With the support of Iran and Syria, Hizballah has strengthened its military capabilities and can now strike deep within Israel’s heartland. Despite an enhanced presence of UN peacekeeping forces, the terrorist army now possesses an arsenal of more than 40,000 rockets—nearly three times its stockpile prior to the 2006 war with Israel. As Hizballah rebuilds and steps up its calls for Israel’s elimination, the U.N. forces in Lebanon and the larger international community should take further action to disarm Hizballah in order to prevent another outbreak of war and to help stabilize Lebanon.
With support from Iran and Syria, Hizballah has amassed a larger weapons arsenal than before the 2006 Lebanon war.
- Israeli officials report that Hizballah has amassed more than 40,000 long- and short-range rockets deployed both north and south of the Litani River.
- Hizballah’s growing rocket arsenal is nearly three times more than the amount the terrorist army had before the war with Israel in 2006.
- Israeli defense officials report that Hizballah has acquired new Iranian rockets with a range of 185 miles, allowing it to target all major Israeli population centers.
- Lt. Gen. Michael Maples, director of the Defense Intelligence Agency, told the Senate Select Committee on Intelligence in February that “Lebanese Hezbollah continues to receive weapons, training and resources from Iran.”
- Hizballah sends some 300 men each month to Iran for terrorist training. A report published in The Independent (UK) in April stated that nearly 4,500 Hizballah fighters have participated in three-month training sessions on live-fire ammunition and rocket exercises.
Hizballah has increased its calls for Israel’s elimination, declaring “open war” against Israel.
- Following the assassination of Imad Mughniyeh, one of the world’s most sought-after terrorist masterminds, Hizballah leader Hassan Nasrallah declared, “We will wage war [against Israel] without any preconditions,” adding, “The disappearance of Israel is an inevitable fact.”
- During a memorial to mark the 40th day following the assassination, Nasrallah echoed statements by Iranian President Mahmoud Ahmadinejad, proclaiming, “Can Israel be eliminated? Yes and a thousand yeses, Israel can be eliminated.”
- At a ceremony marking the beginning of Hizballah’s annual “week of the resistance” at the end of February to honor dead Hizballah leaders, Nasrallah warned Israel, “We will kill you in the fields, we will kill you in the cities, we will fight you like you have never seen before.”
U.N. forces in southern Lebanon are ignoring Hizballah’s rearming and failing to confront Hizballah terrorists.
- On at least four separate occasions in the last six months, U.N. forces identified armed Hizballah operatives and weapons convoys but failed to intercede in accord with U.N. rules and to submit full statements on the incidents to the U.N. Security Council, according to a report in the Israeli newspaper Ha'aretz.

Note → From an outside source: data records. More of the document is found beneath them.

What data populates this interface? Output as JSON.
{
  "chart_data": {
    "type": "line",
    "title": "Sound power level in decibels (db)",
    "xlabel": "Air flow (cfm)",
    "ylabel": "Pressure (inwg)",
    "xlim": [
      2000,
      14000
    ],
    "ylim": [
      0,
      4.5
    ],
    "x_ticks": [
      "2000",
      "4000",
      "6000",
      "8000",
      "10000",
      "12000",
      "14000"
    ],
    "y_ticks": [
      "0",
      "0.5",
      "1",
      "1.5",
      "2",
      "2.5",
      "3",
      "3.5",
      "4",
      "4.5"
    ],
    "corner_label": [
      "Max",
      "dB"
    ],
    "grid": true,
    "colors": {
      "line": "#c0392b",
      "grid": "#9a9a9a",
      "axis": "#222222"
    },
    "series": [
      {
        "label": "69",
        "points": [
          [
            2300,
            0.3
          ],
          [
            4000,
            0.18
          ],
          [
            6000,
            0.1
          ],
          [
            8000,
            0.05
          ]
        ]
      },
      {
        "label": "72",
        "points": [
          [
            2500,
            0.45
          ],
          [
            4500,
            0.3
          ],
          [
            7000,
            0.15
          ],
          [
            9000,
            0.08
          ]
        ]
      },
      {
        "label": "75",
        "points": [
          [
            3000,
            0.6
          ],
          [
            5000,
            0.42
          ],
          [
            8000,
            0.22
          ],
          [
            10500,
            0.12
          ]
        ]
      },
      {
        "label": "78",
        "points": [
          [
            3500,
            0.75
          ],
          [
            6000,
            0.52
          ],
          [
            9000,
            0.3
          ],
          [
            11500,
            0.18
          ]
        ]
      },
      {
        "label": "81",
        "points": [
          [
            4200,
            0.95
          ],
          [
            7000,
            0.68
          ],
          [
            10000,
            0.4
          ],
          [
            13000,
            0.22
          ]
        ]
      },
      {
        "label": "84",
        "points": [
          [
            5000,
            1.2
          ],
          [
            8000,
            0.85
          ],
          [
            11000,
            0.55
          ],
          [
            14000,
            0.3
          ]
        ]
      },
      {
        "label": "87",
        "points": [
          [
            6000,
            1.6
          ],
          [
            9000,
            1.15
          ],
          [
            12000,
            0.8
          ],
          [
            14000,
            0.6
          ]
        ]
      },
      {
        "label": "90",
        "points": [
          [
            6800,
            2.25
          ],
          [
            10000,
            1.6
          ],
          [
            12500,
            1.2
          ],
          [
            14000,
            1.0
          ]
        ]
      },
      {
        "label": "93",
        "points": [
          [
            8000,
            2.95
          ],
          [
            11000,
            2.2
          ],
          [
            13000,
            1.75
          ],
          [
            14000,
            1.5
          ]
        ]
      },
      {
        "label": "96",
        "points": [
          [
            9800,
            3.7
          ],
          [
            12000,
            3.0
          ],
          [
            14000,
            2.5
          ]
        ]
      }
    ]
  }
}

- On the night of March 30, U.N. troops on patrol in southern Lebanon stopped a truck carrying weapons and ammunition, but let it go after armed Hizballah men threatened the troops at gunpoint. UNIFIL declined to report the incident at the time and refused to use force to disarm the terrorists as required by its mandate.
- Under U.N. Resolution 1701, which ended the 2006 Israel-Hizballah war, U.N. forces in Lebanon are specifically authorized to “take all necessary action… to ensure that its area of operations is not utilized for hostile activities of any kind.”
- UNIFIL has not addressed Hizballah’s maintenance of an independent weapons and communications infrastructure. U.N. Secretary General Ban Ki-moon identified this infrastructure as having “adverse effects” on the ability of the Lebanese government “to assert its exclusive control over the entire territory of Lebanon.”
The international community must take further action to ensure that Hizballah is disarmed and cannot threaten Israel.
- U.N. Security Council Resolution 1701 established an arms embargo and called for the disarming of all militias in Lebanon, including Hizballah.
- Recognizing the continued threat that Hizballah’s weapons pose to the State of Israel and to the stability of the region, the Security Council on April 15 called for “greater progress” and the need to “intensify… efforts” to implement Resolution 1701.
- The mandate of U.N. forces in Lebanon should be expanded to allow for the monitoring of the Lebanese-Syrian border in order to stop the flow of arms from Iran and Syria to Hizballah. The mandate should also be expanded to allow forces to patrol Hizballah strongholds north of the Litani River.
- The United States should hold Syria and Iran accountable for violating Resolution 1701’s arms embargo against Hizballah by bringing the full force of U.S. sanctions to bear against both nations. Foreign companies continuing to conduct business in those countries should be sanctioned.